To be perfectly honest, what your nitrate levels are at this exact moment don't really matter. What matters is that your ammonia cycle is complete, and I would probably agree that it's time to stop adding ammonia and look at adding a couple of hardy fish (chromis's are a good suggestion). Some people would wait longer, but the tank is going to have to adapt to the new additions whether you add them now or add them later and I don't think you'll see a dangerous ammonia spike if you add them now. You're eventually going to enter a phase where long term trends for available nutrients matter, but right now things will probably be all over the map as various forms of life enter, bloom, then fit in to the mini food web your'e making. If over the next few months your nitrate and phosphate levels stay consistently high, or you're getting persistent uncontrolled algae, you should probably look in to one of the systems that directly exports nutrients from you water - especially if you want to keep corals, but for right now, take the 20ppm nitrate on it's face value and don't stress too much about it, it will likely be different in a week.

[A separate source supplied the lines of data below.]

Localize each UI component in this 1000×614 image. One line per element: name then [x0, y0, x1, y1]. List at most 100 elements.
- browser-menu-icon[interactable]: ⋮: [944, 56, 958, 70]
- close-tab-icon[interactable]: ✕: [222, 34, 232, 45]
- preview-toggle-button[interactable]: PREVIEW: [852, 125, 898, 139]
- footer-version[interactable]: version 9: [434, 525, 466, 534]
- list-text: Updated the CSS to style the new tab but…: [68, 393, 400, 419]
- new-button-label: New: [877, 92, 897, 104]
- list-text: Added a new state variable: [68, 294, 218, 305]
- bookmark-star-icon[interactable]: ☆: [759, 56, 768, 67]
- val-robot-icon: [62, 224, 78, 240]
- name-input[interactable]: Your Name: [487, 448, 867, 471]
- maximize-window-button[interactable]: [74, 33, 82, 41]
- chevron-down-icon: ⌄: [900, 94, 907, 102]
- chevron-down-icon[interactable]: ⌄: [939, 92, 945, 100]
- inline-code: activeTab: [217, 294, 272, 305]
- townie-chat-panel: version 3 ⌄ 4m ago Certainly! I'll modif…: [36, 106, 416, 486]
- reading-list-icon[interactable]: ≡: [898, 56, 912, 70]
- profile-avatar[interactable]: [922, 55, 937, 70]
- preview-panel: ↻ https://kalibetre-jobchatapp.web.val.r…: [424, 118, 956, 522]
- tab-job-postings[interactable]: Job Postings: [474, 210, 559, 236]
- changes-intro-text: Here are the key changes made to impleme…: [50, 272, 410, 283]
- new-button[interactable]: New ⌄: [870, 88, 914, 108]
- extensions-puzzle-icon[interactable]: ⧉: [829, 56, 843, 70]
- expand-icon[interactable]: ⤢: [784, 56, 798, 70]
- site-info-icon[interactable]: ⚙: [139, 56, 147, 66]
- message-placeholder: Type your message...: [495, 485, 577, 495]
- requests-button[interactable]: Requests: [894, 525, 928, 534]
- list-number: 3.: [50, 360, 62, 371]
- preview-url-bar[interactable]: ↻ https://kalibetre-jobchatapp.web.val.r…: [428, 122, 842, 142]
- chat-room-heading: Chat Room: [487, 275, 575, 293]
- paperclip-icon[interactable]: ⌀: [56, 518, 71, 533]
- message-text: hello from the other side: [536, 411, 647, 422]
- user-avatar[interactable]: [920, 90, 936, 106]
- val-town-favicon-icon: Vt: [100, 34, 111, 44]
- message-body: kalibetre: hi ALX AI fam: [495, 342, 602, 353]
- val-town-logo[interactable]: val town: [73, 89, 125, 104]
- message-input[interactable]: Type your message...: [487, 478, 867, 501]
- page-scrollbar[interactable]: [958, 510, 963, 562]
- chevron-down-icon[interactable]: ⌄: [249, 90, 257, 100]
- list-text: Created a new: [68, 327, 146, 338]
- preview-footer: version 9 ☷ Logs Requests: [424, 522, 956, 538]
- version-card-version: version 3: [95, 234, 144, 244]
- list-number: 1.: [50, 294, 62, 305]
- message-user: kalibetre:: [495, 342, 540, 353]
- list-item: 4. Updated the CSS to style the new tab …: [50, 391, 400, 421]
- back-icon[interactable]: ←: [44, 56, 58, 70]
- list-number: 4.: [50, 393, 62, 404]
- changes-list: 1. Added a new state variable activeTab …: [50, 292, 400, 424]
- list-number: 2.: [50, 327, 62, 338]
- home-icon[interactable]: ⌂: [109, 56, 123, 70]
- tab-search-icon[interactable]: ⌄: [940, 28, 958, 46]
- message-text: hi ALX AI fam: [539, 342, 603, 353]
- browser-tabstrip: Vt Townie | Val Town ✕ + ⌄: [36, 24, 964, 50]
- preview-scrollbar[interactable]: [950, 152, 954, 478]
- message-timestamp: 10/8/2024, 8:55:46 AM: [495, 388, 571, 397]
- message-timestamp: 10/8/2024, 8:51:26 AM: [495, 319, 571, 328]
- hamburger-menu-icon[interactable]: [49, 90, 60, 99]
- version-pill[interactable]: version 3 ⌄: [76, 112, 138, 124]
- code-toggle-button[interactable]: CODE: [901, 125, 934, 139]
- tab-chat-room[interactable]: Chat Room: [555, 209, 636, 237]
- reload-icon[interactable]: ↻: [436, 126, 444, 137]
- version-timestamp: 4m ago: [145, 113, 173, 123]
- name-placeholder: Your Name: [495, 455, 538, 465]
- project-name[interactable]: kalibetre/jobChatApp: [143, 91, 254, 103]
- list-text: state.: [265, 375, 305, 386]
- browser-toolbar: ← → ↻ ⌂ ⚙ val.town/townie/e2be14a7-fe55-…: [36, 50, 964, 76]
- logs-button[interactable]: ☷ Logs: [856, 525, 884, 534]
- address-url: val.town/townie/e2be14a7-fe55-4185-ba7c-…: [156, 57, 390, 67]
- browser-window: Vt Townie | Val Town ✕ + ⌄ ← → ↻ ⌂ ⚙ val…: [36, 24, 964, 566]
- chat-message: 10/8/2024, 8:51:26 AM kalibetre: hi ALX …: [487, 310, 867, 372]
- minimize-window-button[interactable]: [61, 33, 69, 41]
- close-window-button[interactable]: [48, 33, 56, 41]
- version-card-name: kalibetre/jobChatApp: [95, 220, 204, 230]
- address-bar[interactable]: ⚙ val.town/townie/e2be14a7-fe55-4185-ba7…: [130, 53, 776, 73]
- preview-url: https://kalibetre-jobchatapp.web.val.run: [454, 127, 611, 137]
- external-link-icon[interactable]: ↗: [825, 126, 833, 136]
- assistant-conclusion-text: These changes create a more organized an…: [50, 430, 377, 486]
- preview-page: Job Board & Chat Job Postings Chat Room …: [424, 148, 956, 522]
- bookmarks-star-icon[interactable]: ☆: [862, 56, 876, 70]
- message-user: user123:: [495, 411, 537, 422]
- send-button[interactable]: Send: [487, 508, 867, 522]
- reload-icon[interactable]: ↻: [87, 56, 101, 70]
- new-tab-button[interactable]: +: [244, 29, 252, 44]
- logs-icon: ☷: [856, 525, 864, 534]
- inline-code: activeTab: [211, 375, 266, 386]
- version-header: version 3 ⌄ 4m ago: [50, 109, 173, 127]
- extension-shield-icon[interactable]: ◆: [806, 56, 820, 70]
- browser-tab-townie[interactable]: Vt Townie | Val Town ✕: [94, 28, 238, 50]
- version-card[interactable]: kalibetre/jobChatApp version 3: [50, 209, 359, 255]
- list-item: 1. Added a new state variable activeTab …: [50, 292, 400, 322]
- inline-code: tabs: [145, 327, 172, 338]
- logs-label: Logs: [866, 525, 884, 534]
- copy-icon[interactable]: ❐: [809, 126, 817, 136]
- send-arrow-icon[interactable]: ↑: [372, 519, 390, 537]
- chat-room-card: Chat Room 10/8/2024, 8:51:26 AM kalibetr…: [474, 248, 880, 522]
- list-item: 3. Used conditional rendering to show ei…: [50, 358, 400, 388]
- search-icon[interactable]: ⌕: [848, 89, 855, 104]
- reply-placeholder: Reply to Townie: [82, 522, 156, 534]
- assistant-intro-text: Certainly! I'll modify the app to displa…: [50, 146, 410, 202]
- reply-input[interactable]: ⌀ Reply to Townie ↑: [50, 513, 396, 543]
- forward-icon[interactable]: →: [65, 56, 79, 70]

My only other piece of advice is that if you are planning on someday doing some sort of carbon dosing, be that liquid or carbon, I would be inclined to suggest that you're better of starting it now than later. Some people on here will disagree with me, but I'm not saying you need to do it to control your current levels of nutrients. I've read a nauseating number of forum threads about nutrient control through carbon dosing, and one of the fairly consistent themes I've seen is that people who start doing it late in the game often go through a pretty brutal period of system shock, cyano outbreaks, and coral losses. I think that's why there's so many people who have sworn off biopellets for good. I've now added BP both late in to a tank's development, and right at the very beginning before any fish or corals were present, and I can say that the difference in outcome has been striking. I've got no research to back it up, but I think if you let your system evolve from day one with a carbon source, you can avoid many of the problems that are associated with them.